Jo Baring is the Director of the Ingram Collection of Modern British & Contemporary Art, one of the UK’s leading art collections. She has curated exhibitions at museums and galleries across the country. A former Director of Christie’s UK, Jo is regularly requested to interview artists at museums and art fairs. She is a trustee of arts charities ArtCan and the Artists Collecting Society, is a member of the Association of Women in the Arts, the Association of Professional Art Advisors, sits on the board of the Women of the Year charity, and also acts as an arts mentor. She is on the authentication committee for the artist Elisabeth Frink and is a Fellow of the Royal Society of Arts. She is working on her first book Modern British Art: New Reflections which will be published in Autumn 2022. Her first podcast series, Sculpting Lives, a collaboration with Dr Sarah Victoria Turner, and supported by the Paul Mellon Centre for Studies in British Art, was released in Spring 2020.
Cathy Courtney is Project Director of Artists’ Lives, which she and others established in 1990, an on-going oral history project for National Life Stories, based at the British Library.

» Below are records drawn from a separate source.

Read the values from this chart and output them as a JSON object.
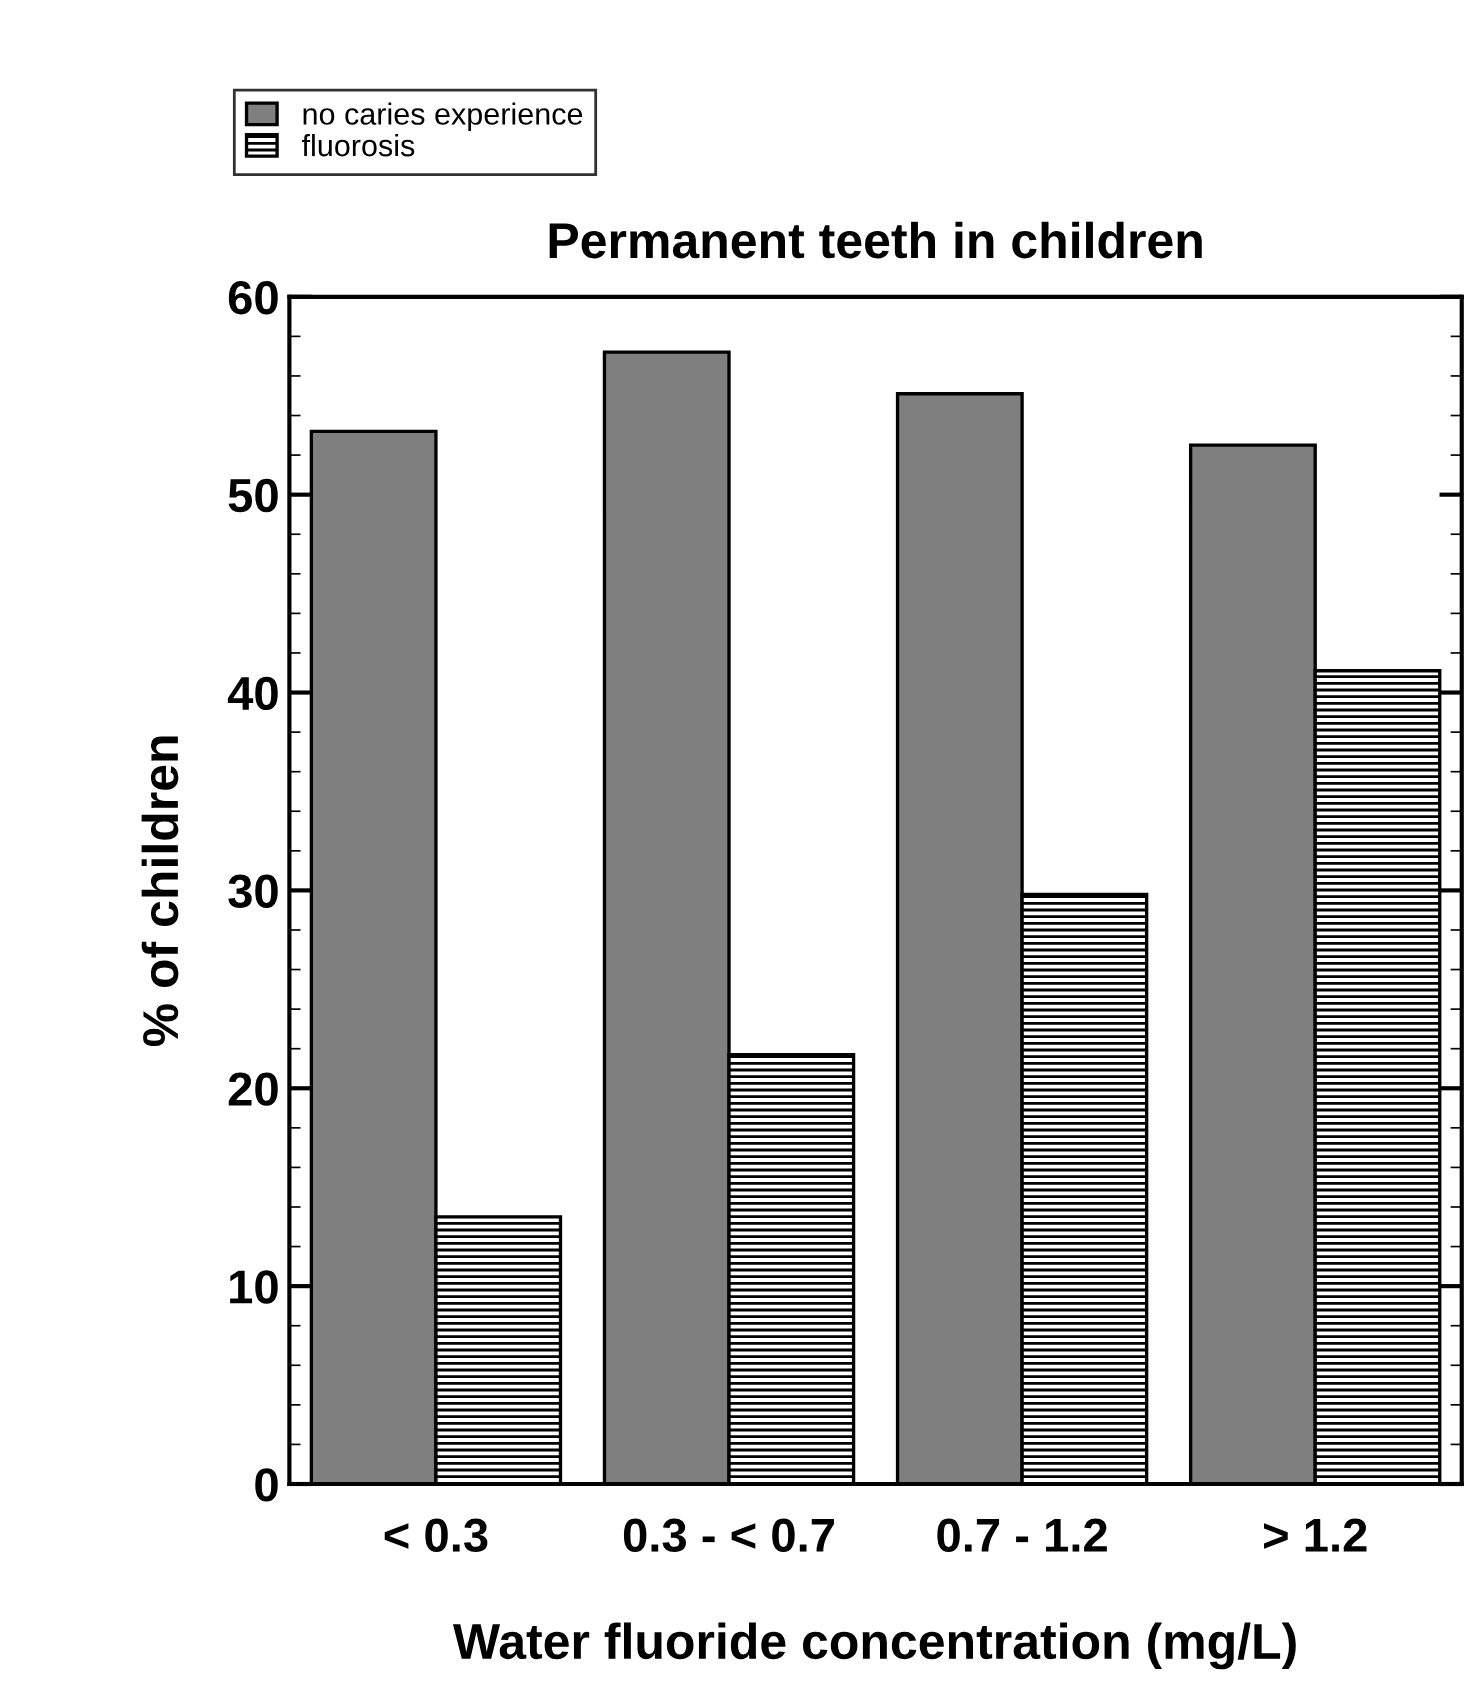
{
  "chart_data": {
    "type": "bar",
    "title": "Permanent teeth in children",
    "xlabel": "Water fluoride concentration (mg/L)",
    "ylabel": "% of children",
    "categories": [
      "< 0.3",
      "0.3 - < 0.7",
      "0.7 - 1.2",
      "> 1.2"
    ],
    "series": [
      {
        "name": "no caries experience",
        "color": "#7f7f7f",
        "values": [
          53.2,
          57.2,
          55.1,
          52.5
        ]
      },
      {
        "name": "fluorosis",
        "color": "#000000",
        "values": [
          13.5,
          21.7,
          29.8,
          41.1
        ]
      }
    ],
    "ylim": [
      0,
      60
    ],
    "yticks": [
      0,
      10,
      20,
      30,
      40,
      50,
      60
    ],
    "grid": false,
    "legend": "top left"
  }
}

Now numbering over four hundred in-depth audio recordings, averaging twenty hours each but many considerably longer, the project captures, via informal conversations, the life stories of artists and those whose careers are associated with them. Cathy Courtney was co-curator with Elena Crippa (Curator Modern and Contemporary British Art) of the exhibition Artists’ Lives: Speaking of the Kasmin Gallery at Tate Britain (2016–2018), presenting extracts from Artists’ Lives alongside works in Tate’s collection. She is also Project Director of a sister NLS oral history project, Architects’ Lives.

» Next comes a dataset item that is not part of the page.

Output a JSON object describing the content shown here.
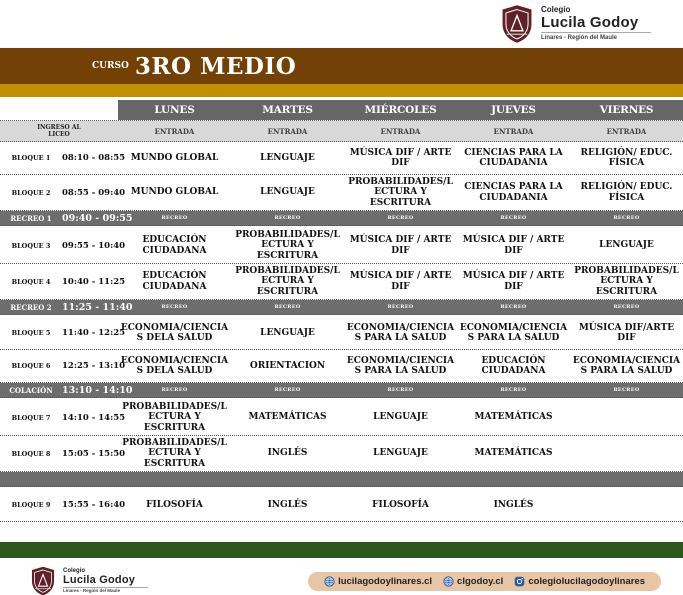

Between 1995–1997 she held a Fellowship in Book Arts at Camberwell College of Art, and between 1983–c.1999 wrote a regular column on book art for Art Monthly. In 1995 she was co-curator with Maria White (former Tate Chief Cataloguer, Artists’ Books) of the exhibition, Artists’ Books at Tate Britain.
She is a Trustee of the Jocelyn Herbert Archive (theatre design) now housed at the National Theatre Archive. Publications include Jocelyn Herbert: A Theatre Workbook.
Inigo Wilkins is a writer and lecturer (CalArts, New School for Research and Practice) working across many disciplines (sonic culture, cognitive science, philosophy, and finance). He took his masters in Sonic Culture at the University of East London, and completed his PhD in Cultural Studies at Goldsmiths in 2016. The title of his thesis was Irreversible Noise, which forms the basis for a book forthcoming by Urbanomic. He has a piece called Improbable Semantics in the book Construction Site for Possible Worlds (Urbanomic), and has published articles in such journals as Litteraria Pragensia, Mute Magazine, and HFT Review. He is co-director of the online journal and research platform Glass Bead (www.glass-bead.org).